New technologies in genetics (transgenic or gene-null vertebrates and invertebrates) have been used as novel preclinical models of disease and for testing NCEs. For neurodegenerative diseases, rodent, fly (Drosophilia), and worm (Caenorhabditis elegans) models exist for familial forms of AD, PD, HD, and ALS.3 Clinical back-validation of these models has been limited since, for most of these engineered models, the human disease process is not fully recapitulated. However, invertebrate models provide facile systems for cost-effective screening of NCEs for their effects on the basic biological process that may underlie disease pathophysiology. Genetically engineered nonhuman primate models are also being developed, although the availability of animals and costs will limit general applicability and widespread utility.

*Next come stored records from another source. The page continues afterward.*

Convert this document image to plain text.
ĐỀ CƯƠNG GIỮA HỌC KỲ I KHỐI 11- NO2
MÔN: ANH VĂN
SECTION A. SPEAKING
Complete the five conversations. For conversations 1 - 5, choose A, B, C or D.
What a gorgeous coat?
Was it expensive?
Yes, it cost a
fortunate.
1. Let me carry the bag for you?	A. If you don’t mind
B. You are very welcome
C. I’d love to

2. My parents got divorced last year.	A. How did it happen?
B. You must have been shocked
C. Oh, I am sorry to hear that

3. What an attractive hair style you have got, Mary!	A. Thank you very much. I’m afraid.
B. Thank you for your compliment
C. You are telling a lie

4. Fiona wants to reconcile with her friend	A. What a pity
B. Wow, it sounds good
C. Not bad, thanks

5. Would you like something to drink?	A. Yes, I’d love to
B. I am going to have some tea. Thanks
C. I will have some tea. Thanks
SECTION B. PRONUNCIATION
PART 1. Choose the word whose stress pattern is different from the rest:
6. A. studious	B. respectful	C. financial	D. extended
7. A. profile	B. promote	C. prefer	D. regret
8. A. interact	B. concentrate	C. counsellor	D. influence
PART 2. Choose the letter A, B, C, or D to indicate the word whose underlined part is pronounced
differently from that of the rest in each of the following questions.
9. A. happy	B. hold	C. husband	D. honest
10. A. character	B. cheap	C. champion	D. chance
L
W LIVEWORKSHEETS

A major discourse in drug discovery as productivity has decreased is that the 'low-hanging fruit' has been harvested. In the area of neurodegeneration, the drugs launched over the past two decades target the same mechanism, e.g., cholinesterase inhibitors for AD and DA agonists for PD. While improvements in pharmacokinetics or reduced side effect liabilities have been made in second-generation compounds and have aided treatment management, these have had limited impact in advancing the understanding of disease causality. Additionally, a number of promising compounds acting at newer targets based on elegant preclinical hypotheses have singularly failed in the clinic, e.g., estrogen and anti-inflammatory agents in AD.

Conceptually, drug therapies for neurodegenerative disease can be divided into three treatment categories: (1) symptomatic; (2) protective; and (3) curative. Strategies for symptomatic and protective treatments will be discussed in this chapter. Curative treatment, yet to be achieved, is typically envisaged in terms of tissue (stem cell) transplantation and gene replacement strategies that are beyond the scope of this chapter.